Types of AV canal defects
There are two main types of AV canal defects – partial and complete:
- Partial – there is a hole between the two upper chambers of the heart, which also affects the mitral valve.
- Complete – there is a large hole in the center of the heart that affects the wall (septum) that separates the left and right sides of the heart. A complete defect also causes one large abnormal valve to develop between the upper and lower chambers of the heart (rather than the two separate valves that normally develop) and the valve may not close properly.
Diagnosis and Treatment Options
After your baby is born, his or her primary pediatrician might notice a heart murmur and order additional tests; however, it is not uncommon for a heart murmur to be absent right at birth so your pediatrician may look for other symptoms.
If your doctor finds any signs of an AV canal defect, your baby likely will undergo additional testing.
Tests that your doctor may order include chest x-ray, echocardiogram (echo), electrocardiogram (EKG), pulse oximetry, cardiac catheterization, or magnetic resonance imaging (MRI). For more information on these tests, visit our common diagnostic tests page.
The only treatment for AV canal defects is surgery. Having surgery to treat the defect will help your child avoid potential complications, such as:
- Enlargement of the heart
- Heart failure
- High blood pressure in the lungs (pulmonary hypertension)
- Heart infection
Expected outcomes: The Society of Thoracic Surgeons (STS) Congenital Heart Surgery Database shows an expected outcome of 2.6% mortality for isolated atrioventricular septal defect. Outcomes will vary across different programs. It is appropriate to inquire about the outcomes of a surgical group or surgeon during your consultation.
The only treatment for AV canal defects is surgery.
During the procedure, the cardiothoracic surgeon will close the holes in the heart. Sometimes, patches are used to close the hole, and these patches will become part of the heart as your child grows. At the same time, defective heart valves also will be repaired. Under rare circumstances, the valve cannot be repaired and may need to be replaced with an artificial valve.

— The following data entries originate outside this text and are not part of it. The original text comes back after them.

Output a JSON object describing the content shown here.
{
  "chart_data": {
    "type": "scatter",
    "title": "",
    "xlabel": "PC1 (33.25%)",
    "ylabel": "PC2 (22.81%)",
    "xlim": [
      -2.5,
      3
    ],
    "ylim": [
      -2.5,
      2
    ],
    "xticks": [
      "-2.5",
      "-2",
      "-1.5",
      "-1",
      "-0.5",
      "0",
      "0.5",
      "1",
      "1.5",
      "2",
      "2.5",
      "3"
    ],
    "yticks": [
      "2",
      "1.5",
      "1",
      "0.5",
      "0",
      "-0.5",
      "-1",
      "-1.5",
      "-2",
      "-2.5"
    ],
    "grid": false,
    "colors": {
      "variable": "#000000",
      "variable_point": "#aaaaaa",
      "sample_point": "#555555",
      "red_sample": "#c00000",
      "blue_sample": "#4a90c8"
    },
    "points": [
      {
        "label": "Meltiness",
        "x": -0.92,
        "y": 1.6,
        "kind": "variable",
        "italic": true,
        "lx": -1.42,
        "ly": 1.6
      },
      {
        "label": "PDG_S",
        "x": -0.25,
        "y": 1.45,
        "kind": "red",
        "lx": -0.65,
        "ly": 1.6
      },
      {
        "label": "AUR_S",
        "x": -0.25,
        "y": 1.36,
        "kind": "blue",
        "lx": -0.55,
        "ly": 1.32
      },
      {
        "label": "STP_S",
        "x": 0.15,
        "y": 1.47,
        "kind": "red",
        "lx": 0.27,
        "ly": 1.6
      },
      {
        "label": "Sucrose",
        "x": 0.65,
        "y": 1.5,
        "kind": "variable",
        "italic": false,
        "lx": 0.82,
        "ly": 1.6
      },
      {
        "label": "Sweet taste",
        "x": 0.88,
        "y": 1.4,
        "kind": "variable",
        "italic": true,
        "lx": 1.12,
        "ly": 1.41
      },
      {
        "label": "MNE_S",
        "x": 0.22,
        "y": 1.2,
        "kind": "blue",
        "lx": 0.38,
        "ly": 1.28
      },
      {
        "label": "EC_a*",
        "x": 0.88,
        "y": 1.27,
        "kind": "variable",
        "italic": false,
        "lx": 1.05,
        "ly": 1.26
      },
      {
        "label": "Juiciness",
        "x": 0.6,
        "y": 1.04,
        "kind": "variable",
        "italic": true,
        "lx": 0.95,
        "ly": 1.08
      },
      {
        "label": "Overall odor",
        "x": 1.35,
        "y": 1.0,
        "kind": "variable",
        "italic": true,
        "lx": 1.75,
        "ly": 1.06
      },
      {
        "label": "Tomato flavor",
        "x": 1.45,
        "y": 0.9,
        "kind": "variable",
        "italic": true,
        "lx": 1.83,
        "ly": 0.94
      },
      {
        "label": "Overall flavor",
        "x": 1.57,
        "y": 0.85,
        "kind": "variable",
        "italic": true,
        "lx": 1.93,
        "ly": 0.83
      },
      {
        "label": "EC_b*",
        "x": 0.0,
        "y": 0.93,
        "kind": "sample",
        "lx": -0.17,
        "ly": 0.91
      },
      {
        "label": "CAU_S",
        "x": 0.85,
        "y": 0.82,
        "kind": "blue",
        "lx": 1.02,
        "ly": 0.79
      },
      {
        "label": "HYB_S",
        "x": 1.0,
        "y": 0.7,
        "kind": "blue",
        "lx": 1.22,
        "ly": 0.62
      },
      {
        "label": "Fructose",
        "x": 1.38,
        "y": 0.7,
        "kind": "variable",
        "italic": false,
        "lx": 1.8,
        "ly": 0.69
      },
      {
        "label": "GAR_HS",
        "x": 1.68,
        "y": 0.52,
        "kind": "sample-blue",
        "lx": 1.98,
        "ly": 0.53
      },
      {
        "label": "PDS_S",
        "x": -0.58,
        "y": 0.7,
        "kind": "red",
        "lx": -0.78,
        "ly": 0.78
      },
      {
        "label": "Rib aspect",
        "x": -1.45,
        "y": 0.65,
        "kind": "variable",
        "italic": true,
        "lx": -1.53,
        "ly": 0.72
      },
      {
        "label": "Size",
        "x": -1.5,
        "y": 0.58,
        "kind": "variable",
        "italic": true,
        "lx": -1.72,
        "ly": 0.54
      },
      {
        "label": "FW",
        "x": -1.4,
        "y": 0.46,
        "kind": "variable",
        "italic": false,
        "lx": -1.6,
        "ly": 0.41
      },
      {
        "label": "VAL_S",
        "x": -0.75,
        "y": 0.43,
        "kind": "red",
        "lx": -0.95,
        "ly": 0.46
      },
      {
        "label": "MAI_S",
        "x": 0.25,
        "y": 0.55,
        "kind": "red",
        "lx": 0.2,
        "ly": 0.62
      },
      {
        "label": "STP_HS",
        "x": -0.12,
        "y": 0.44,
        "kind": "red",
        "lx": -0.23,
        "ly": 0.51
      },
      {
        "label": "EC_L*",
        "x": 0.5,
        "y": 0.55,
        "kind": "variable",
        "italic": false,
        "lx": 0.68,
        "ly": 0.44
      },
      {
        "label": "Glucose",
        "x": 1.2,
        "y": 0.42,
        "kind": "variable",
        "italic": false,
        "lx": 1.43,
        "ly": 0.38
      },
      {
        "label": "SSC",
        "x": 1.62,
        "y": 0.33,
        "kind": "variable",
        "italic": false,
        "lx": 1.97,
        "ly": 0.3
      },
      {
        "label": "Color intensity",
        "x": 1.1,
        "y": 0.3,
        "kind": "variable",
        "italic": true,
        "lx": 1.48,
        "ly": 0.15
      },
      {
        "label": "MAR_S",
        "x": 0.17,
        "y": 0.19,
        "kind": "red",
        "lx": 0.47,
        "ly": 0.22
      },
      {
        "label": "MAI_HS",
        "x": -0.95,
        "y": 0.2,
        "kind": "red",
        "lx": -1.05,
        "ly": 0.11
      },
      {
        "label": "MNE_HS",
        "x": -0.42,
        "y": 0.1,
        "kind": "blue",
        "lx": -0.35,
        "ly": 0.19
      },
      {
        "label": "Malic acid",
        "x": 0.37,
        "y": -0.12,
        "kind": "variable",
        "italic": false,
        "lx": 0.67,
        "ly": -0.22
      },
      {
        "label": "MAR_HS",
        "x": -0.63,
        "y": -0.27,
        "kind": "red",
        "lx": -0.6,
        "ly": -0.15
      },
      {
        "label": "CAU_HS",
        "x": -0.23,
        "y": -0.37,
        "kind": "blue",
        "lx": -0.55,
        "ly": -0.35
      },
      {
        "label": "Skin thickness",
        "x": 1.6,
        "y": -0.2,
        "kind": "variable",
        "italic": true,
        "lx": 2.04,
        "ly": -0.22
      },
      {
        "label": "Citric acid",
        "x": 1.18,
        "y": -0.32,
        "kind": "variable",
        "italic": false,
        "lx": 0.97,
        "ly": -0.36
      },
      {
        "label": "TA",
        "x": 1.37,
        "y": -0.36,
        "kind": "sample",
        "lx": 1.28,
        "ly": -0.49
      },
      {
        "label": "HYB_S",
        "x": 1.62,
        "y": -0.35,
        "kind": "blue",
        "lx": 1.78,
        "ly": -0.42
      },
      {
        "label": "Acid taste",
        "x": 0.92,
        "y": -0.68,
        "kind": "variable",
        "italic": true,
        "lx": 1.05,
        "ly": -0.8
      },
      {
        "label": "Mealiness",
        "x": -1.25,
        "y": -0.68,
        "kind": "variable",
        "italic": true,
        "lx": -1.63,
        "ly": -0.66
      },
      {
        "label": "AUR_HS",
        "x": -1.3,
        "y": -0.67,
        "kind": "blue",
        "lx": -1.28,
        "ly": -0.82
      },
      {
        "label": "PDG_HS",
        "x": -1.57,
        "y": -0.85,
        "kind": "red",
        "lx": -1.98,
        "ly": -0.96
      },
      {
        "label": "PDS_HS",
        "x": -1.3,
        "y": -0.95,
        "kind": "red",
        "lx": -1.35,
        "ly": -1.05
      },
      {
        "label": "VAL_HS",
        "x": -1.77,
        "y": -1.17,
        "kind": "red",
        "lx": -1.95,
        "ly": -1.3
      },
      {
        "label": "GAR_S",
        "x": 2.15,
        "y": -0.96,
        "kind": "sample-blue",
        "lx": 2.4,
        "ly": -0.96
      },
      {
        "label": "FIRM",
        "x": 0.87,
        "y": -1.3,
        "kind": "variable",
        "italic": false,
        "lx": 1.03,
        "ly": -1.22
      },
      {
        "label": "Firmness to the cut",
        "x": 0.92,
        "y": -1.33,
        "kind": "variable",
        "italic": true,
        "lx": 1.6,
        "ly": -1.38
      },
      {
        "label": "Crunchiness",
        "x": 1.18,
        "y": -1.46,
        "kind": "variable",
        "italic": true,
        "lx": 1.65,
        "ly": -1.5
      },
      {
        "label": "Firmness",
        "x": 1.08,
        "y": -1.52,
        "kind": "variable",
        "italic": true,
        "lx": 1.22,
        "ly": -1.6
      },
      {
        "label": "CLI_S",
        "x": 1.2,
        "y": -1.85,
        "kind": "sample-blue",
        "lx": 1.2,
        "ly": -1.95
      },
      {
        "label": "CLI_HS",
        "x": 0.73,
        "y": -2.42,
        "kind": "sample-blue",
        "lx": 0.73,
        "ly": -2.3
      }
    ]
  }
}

While treating the AV canal defect early in life greatly improves your child’s long-term health, some children who have corrective surgery still may be at risk of developing certain complications later in life, including:
- Leaky heart valves (regurgitation)
- Narrowing of the heart valves (stenosis)
- Heart rhythm abnormalities (arrhythmias)
- Obstruction to blood flow out of the heart
- Breathing difficulties associated with damage to the lungs (pulmonary vascular disease)
Your child will need regular follow-up visits with a heart specialist to monitor his or her progress, avoid complications, and check for other health conditions that might develop as they get older.
Your child also may be required to take antibiotics during dental procedures to prevent infections that may cause inflammation of the heart (endocarditis).
Preventive antibiotics are almost always recommended for people who have artificial valves or who’ve had repair with prosthetic material. Be sure to ask your doctor about what is right for your child.